Incendies de Morlaix, ne pas se tromper de cible

Publié le par dan29000

Incendies de Morlaix : Ne pas se tromper de cible

 

 

22.09.2014 Deux bâtiments publics incendiés, des forces de l'ordre qui laissent faire, des responsables syndicaux qui approuvent… Les évènements qui se sont déroulés à Morlaix vendredi sont inacceptables. Ils contribuent à dégrader l'image du monde agricole. S'attaquer aux outils collectifs, c'est refuser que la MSA* traite les dossiers maladie ou accident des paysans, ou que les impôts financent les services publics des communes rurales. C'est refuser la mutualisation comme principe de fonctionnement de la société.


 

En faisant de la compétitivité, de l'exportation, des cours de bourse, les seules réponses à la crise économique en général et à la crise agricole en particulier, les pouvoirs publics se rendent implicitement responsables de cette colère dirigée contre les outils collectifs de mutualisation, de redistribution, et de règlementation. Ils devraient au contraire avoir le courage politique, en tant que représentants du peuple, de les défendre.
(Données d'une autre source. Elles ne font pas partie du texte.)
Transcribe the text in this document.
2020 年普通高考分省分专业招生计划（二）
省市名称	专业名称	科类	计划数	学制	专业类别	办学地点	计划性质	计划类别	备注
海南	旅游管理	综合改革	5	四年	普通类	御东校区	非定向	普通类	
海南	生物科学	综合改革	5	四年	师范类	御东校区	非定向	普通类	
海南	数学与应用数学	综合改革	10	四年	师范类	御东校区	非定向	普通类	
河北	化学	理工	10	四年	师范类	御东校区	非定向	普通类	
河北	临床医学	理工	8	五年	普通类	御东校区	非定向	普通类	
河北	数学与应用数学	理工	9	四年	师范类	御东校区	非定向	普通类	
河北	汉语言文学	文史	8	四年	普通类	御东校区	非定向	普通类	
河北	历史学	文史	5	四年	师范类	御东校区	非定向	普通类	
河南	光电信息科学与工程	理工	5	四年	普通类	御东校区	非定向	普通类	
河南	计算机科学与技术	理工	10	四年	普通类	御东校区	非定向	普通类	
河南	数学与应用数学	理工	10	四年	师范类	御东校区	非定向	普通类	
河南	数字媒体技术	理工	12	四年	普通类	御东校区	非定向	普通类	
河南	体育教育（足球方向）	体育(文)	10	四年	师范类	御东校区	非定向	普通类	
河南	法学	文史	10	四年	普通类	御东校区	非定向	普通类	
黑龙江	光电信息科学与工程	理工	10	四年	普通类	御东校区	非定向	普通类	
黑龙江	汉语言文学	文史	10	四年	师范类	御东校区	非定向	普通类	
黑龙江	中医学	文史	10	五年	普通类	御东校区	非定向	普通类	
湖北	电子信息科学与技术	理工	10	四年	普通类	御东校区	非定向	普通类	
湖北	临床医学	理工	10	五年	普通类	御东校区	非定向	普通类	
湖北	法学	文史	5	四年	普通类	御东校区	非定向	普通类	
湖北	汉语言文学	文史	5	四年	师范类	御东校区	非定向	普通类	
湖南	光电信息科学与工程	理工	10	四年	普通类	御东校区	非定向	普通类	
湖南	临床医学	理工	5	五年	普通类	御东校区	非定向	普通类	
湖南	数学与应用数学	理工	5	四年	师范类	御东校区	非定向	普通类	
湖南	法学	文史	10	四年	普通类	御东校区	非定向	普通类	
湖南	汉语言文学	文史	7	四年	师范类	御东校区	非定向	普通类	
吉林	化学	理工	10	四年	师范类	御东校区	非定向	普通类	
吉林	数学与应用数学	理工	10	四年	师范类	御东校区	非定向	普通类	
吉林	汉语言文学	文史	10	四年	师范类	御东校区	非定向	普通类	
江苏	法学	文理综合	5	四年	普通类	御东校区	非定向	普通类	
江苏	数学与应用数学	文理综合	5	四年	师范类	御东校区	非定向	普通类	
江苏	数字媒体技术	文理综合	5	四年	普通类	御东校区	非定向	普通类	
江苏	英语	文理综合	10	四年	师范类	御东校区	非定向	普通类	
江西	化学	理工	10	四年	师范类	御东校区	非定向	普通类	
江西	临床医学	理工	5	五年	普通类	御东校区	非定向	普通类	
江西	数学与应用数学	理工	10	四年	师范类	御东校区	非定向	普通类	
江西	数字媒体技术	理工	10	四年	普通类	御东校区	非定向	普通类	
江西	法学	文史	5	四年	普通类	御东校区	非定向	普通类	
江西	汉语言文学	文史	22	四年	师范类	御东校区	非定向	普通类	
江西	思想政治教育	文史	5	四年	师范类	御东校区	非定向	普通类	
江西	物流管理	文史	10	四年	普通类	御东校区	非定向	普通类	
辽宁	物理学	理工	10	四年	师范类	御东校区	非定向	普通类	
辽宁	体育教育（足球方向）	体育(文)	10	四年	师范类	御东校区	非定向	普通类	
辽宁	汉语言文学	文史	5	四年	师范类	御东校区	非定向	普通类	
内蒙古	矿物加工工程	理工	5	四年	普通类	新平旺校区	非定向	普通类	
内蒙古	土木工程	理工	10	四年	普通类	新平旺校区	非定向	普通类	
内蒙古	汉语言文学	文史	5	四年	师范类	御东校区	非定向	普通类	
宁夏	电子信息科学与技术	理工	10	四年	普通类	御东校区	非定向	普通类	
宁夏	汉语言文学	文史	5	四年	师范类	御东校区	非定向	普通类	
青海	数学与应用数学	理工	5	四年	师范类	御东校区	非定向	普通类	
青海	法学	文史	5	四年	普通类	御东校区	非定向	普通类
La région Bretagne est une des premières bénéficiaires du budget fruits et légumes de l'Organisation commune des marchés (OCM*). La colère des producteurs démontre donc bien qu'une politique qui vise à concentrer l'offre et à se tourner à tout prix vers l'export n'est pas une solution.

Les paysans doivent aujourd'hui se battre ensemble pour s'assurer un avenir. Mais se battre, ce n'est pas détruire ce qu'il nous reste de commun (même s'il apparaît judiciairement moins risqué d'incendier un centre des impôts que de démonter une usine à vaches…). Se battre, c'est peser, c'est pointer du doigt les véritables responsables et profiteurs de la dérive de l'agriculture, c'est chercher des alliés chez nos concitoyens, c'est refuser les chimères qui nous enchaînent à chaque fois un peu plus, c'est considérer notre métier comme une part essentielle du fonctionnement de la société.